Quando o céu fecha, o caminho revela mais

Há caminhadas em que o céu fecha cedo e a neblina toma conta. O passo desacelera. A vista some. Parece que tudo perde a graça. Nessas horas, é comum duvidar da escolha. A vontade é de voltar, esperar o tempo abrir, tentar de novo quando tudo parecer mais fácil. Mas quem já caminhou o bastante sabe que é justamente nesses dias que o trajeto fala mais alto. Quando o cenário esconde o horizonte, o olhar se volta pra dentro.

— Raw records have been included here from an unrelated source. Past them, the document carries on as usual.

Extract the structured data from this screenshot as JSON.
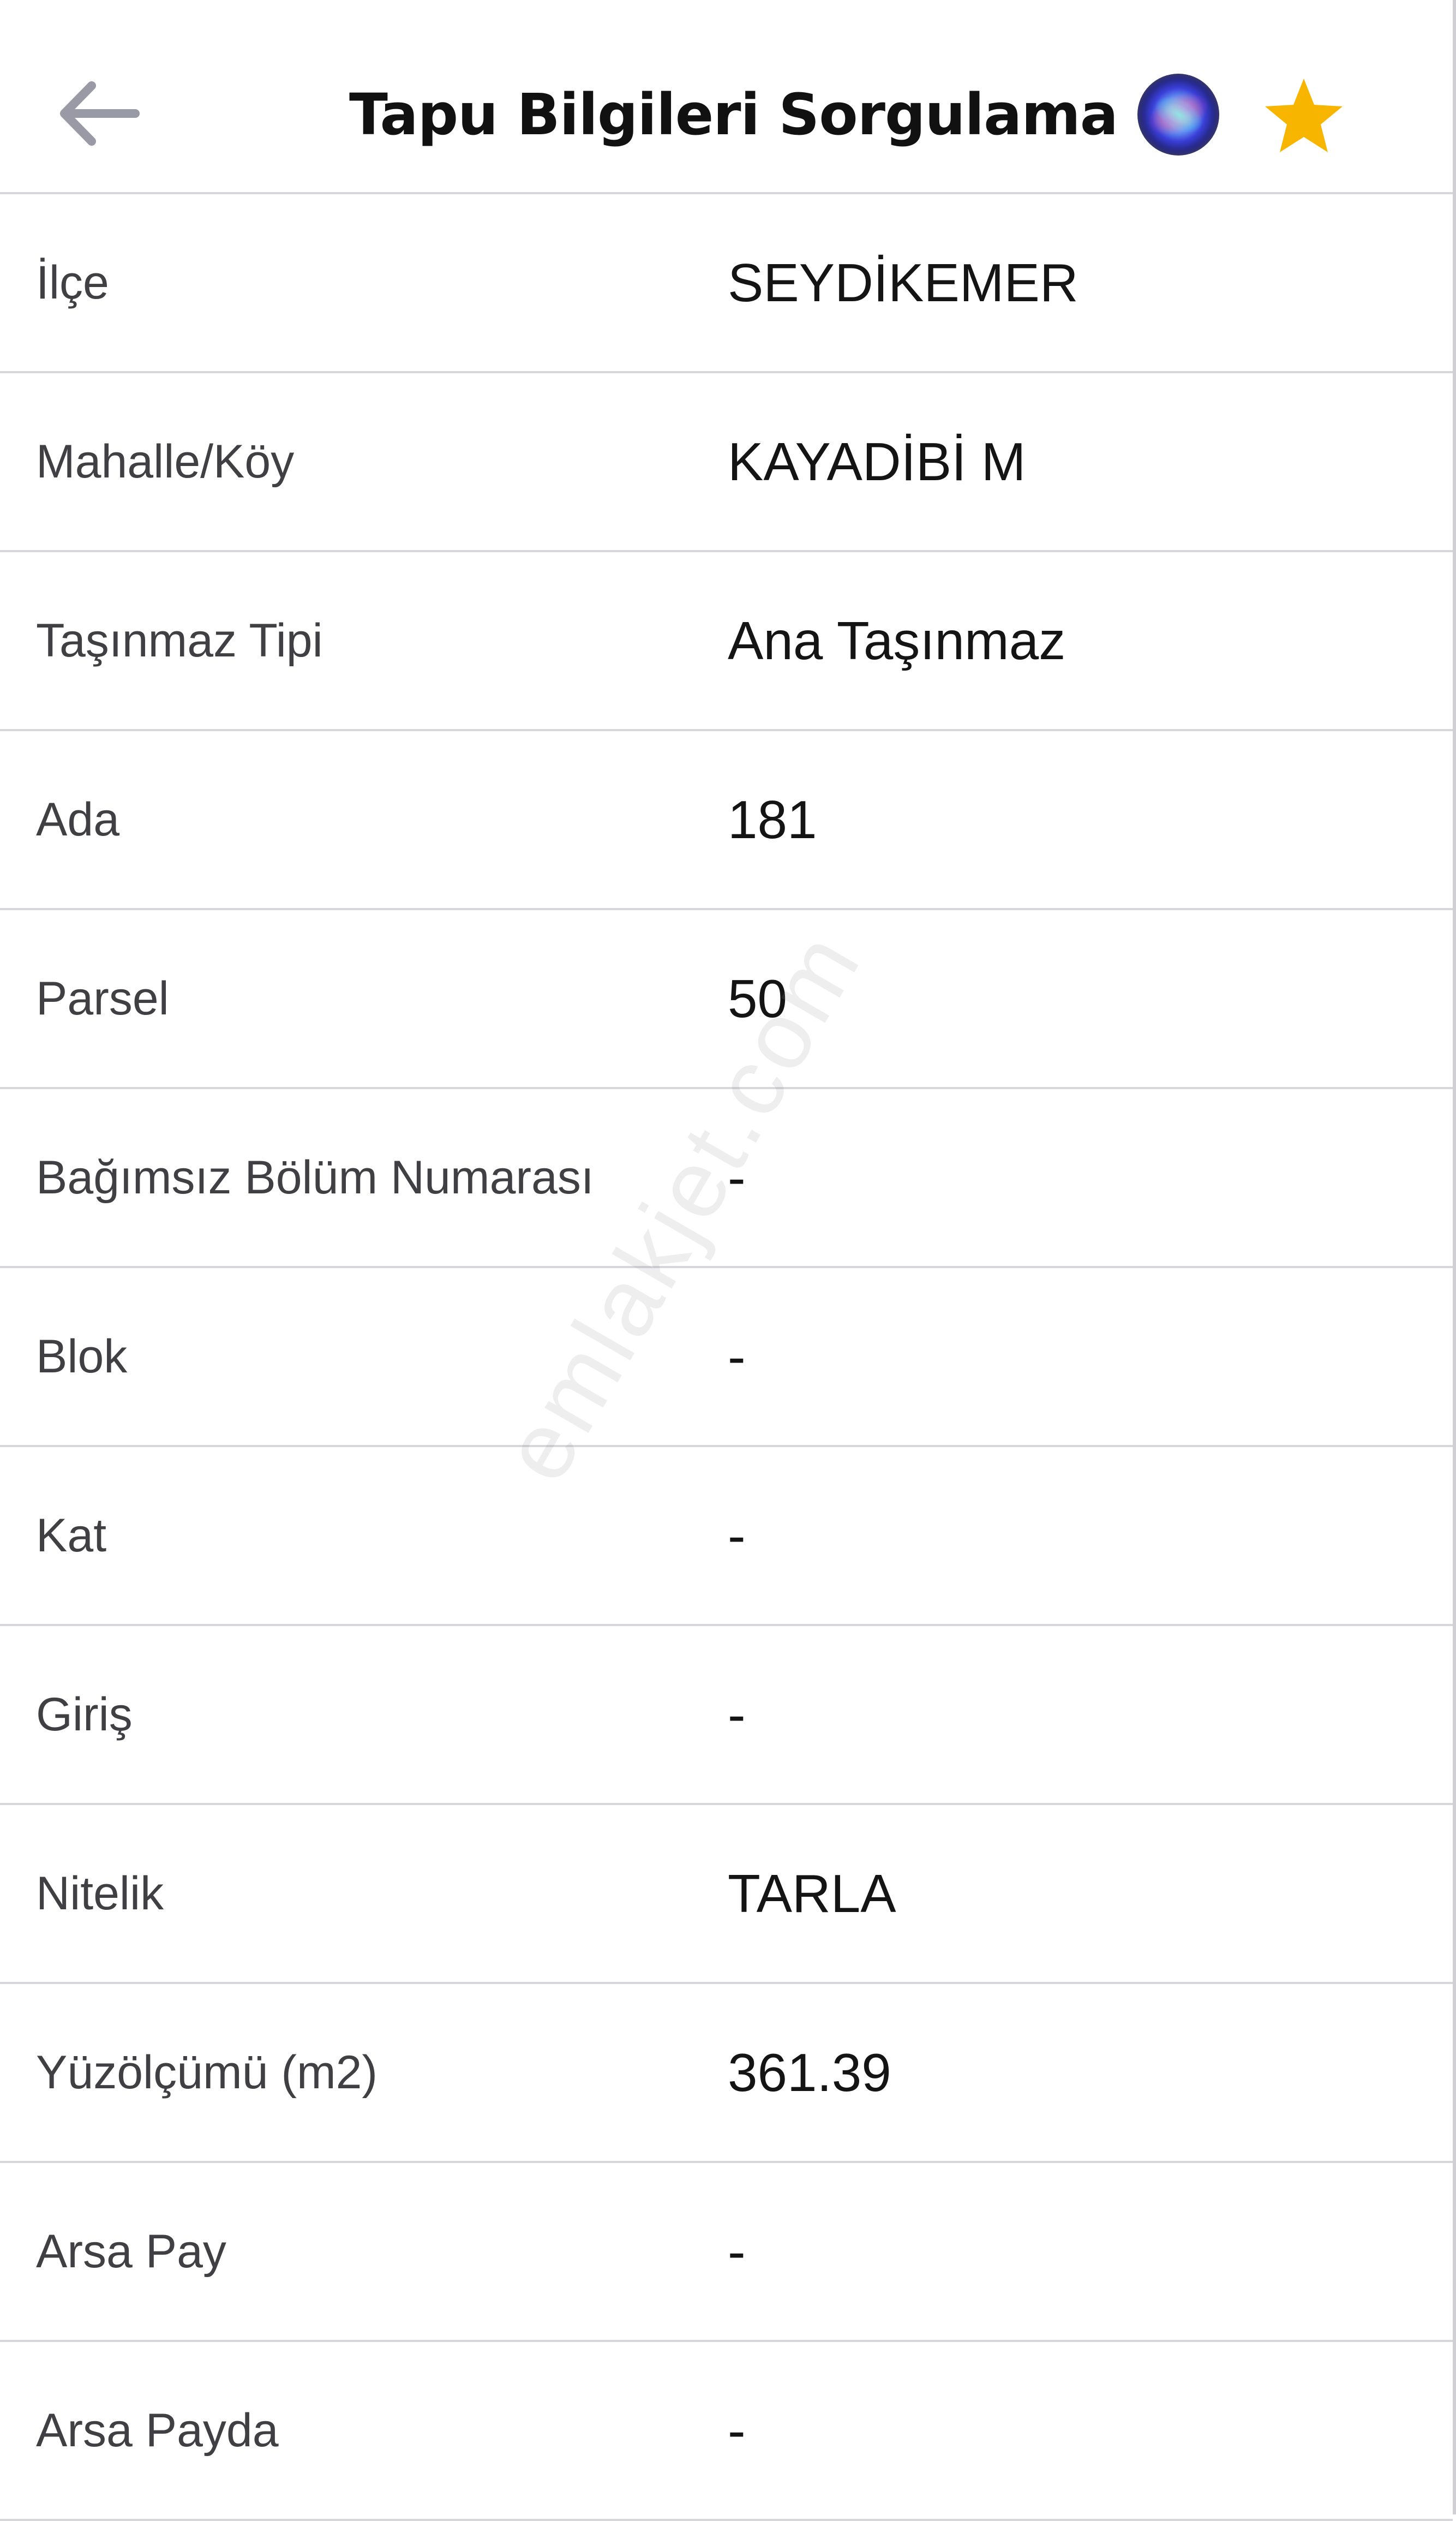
{
  "header": {
    "title": "Tapu Bilgileri Sorgulama",
    "back_icon": "arrow-left-icon",
    "assistant_icon": "siri-icon",
    "favorite_icon": "star-icon",
    "favorite_color": "#F7B500",
    "back_color": "#9A9AA6"
  },
  "rows": [
    {
      "label": "İlçe",
      "value": "SEYDİKEMER"
    },
    {
      "label": "Mahalle/Köy",
      "value": "KAYADİBİ M"
    },
    {
      "label": "Taşınmaz Tipi",
      "value": "Ana Taşınmaz"
    },
    {
      "label": "Ada",
      "value": "181"
    },
    {
      "label": "Parsel",
      "value": "50"
    },
    {
      "label": "Bağımsız Bölüm Numarası",
      "value": "-"
    },
    {
      "label": "Blok",
      "value": "-"
    },
    {
      "label": "Kat",
      "value": "-"
    },
    {
      "label": "Giriş",
      "value": "-"
    },
    {
      "label": "Nitelik",
      "value": "TARLA"
    },
    {
      "label": "Yüzölçümü (m2)",
      "value": "361.39"
    },
    {
      "label": "Arsa Pay",
      "value": "-"
    },
    {
      "label": "Arsa Payda",
      "value": "-"
    }
  ],
  "watermark": "emlakjet.com"
}
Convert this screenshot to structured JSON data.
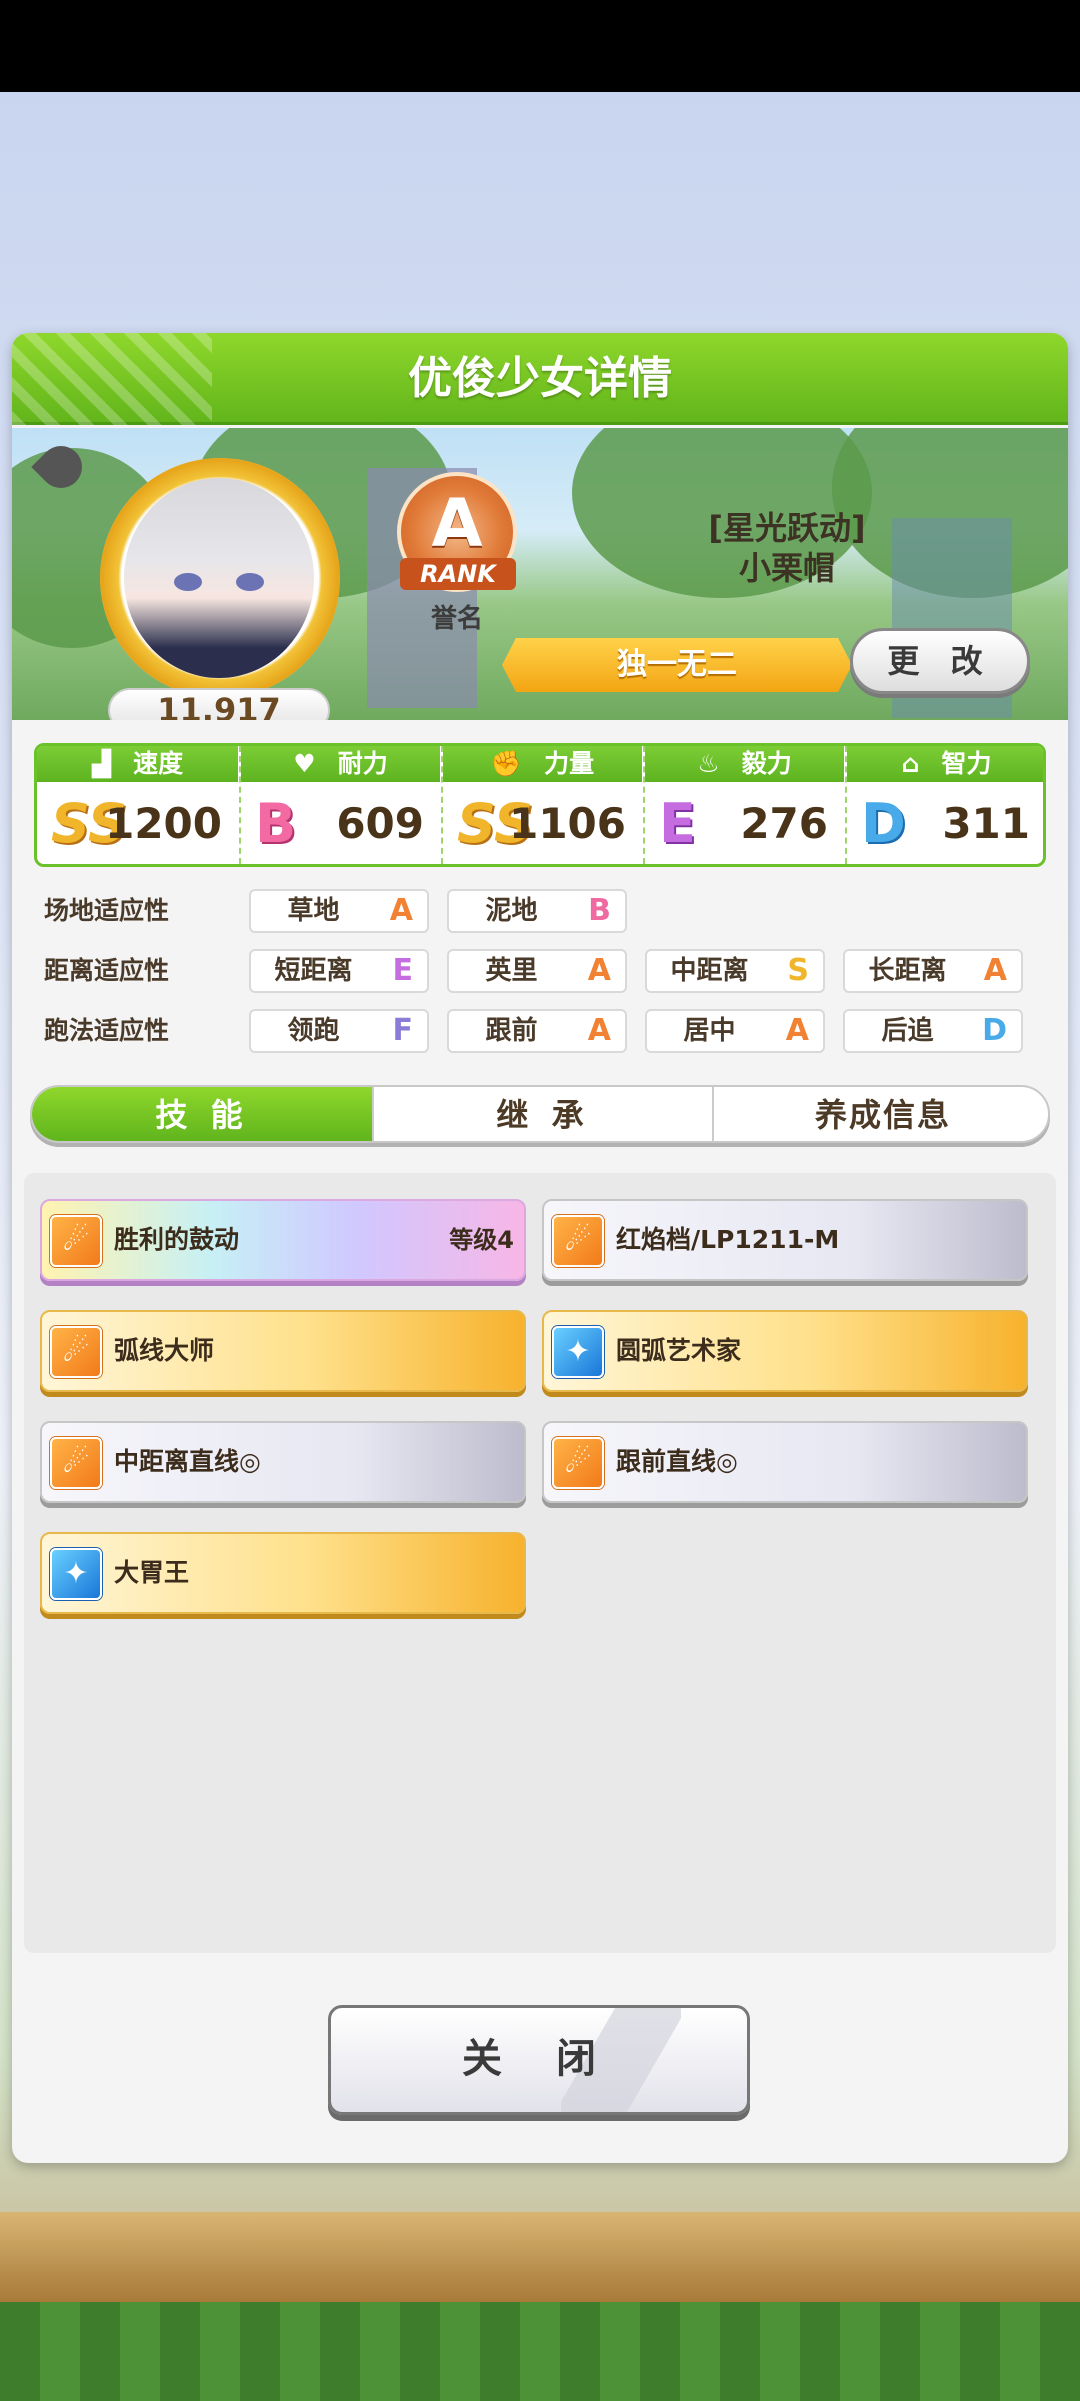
{
  "dialog": {
    "title": "优俊少女详情"
  },
  "profile": {
    "score": "11,917",
    "rank_letter": "A",
    "rank_label": "RANK",
    "honor_label": "誉名",
    "epithet": "[星光跃动]",
    "name": "小栗帽",
    "title": "独一无二",
    "change_button": "更 改"
  },
  "stats": [
    {
      "label": "速度",
      "grade": "SS",
      "value": "1200"
    },
    {
      "label": "耐力",
      "grade": "B",
      "value": "609"
    },
    {
      "label": "力量",
      "grade": "SS",
      "value": "1106"
    },
    {
      "label": "毅力",
      "grade": "E",
      "value": "276"
    },
    {
      "label": "智力",
      "grade": "D",
      "value": "311"
    }
  ],
  "aptitude": {
    "track": {
      "label": "场地适应性",
      "items": [
        {
          "name": "草地",
          "grade": "A"
        },
        {
          "name": "泥地",
          "grade": "B"
        }
      ]
    },
    "distance": {
      "label": "距离适应性",
      "items": [
        {
          "name": "短距离",
          "grade": "E"
        },
        {
          "name": "英里",
          "grade": "A"
        },
        {
          "name": "中距离",
          "grade": "S"
        },
        {
          "name": "长距离",
          "grade": "A"
        }
      ]
    },
    "style": {
      "label": "跑法适应性",
      "items": [
        {
          "name": "领跑",
          "grade": "F"
        },
        {
          "name": "跟前",
          "grade": "A"
        },
        {
          "name": "居中",
          "grade": "A"
        },
        {
          "name": "后追",
          "grade": "D"
        }
      ]
    }
  },
  "tabs": [
    {
      "label": "技 能"
    },
    {
      "label": "继 承"
    },
    {
      "label": "养成信息"
    }
  ],
  "skills": [
    {
      "name": "胜利的鼓动",
      "level": "等级4",
      "style": "rainbow",
      "icon": "runner-icon"
    },
    {
      "name": "红焰档/LP1211-M",
      "style": "normal",
      "icon": "runner-icon"
    },
    {
      "name": "弧线大师",
      "style": "gold",
      "icon": "runner-icon"
    },
    {
      "name": "圆弧艺术家",
      "style": "gold",
      "icon": "sparkle-icon"
    },
    {
      "name": "中距离直线◎",
      "style": "normal",
      "icon": "runner-icon"
    },
    {
      "name": "跟前直线◎",
      "style": "normal",
      "icon": "runner-icon"
    },
    {
      "name": "大胃王",
      "style": "gold",
      "icon": "sparkle-icon"
    }
  ],
  "close_button": "关 闭",
  "colors": {
    "accent_green": "#6bc12a",
    "gold": "#f3a513"
  }
}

Quando a vista some, o que aparece?

Tem subida que cansa mais quando o chão está molhado e o vento insiste em esfriar o corpo. É nessas trilhas que se aprende a respeitar o próprio ritmo. A mochila pesa mais, o silêncio parece mais denso, e o tempo desacelera. Mas, no meio desse incômodo todo, surge um tipo raro de clareza. Não a que vem da paisagem limpa, mas a que nasce de dentro, quando percebemos que estamos seguindo mesmo sem garantias de céu azul.

O impulso de continuar, mesmo sem ver o cume, é o que transforma o caminho. Nem sempre o que mais marca é o visual bonito. Às vezes, o que mais fortalece é a travessia em meio à incerteza. É quando se descobre que não é o sol que valida o percurso, mas a coragem de não recuar só porque ficou nublado. Há valor em cada passo dado com dúvida, em cada curva feita sem saber o que vem depois. Porque há dias em que a vista não se revela, mas a gente sim.

A força que a neblina revela

O céu encoberto ensina o que o sol não tem coragem de dizer. Quando a vista some, o que sobra é você com seus limites, seus medos e a escolha de seguir mesmo sem beleza ao redor. É aí que mora a essência da caminhada. Se você só avança quando tudo colabora, talvez não esteja caminhando de verdade. Porque crescer não é esperar o tempo abrir. É aprender a enxergar sentido mesmo quando a paisagem não entrega encanto algum.

Nem todo aprendizado vem com vista, mas todo passo ensina

A caminhada em dia cinza ensina a confiar sem provas. Ensina que a beleza do trajeto nem sempre se mostra no tempo que queremos. E que, mesmo encoberto, o caminho ainda é caminho.

Você consegue continuar mesmo quando o cenário não inspira?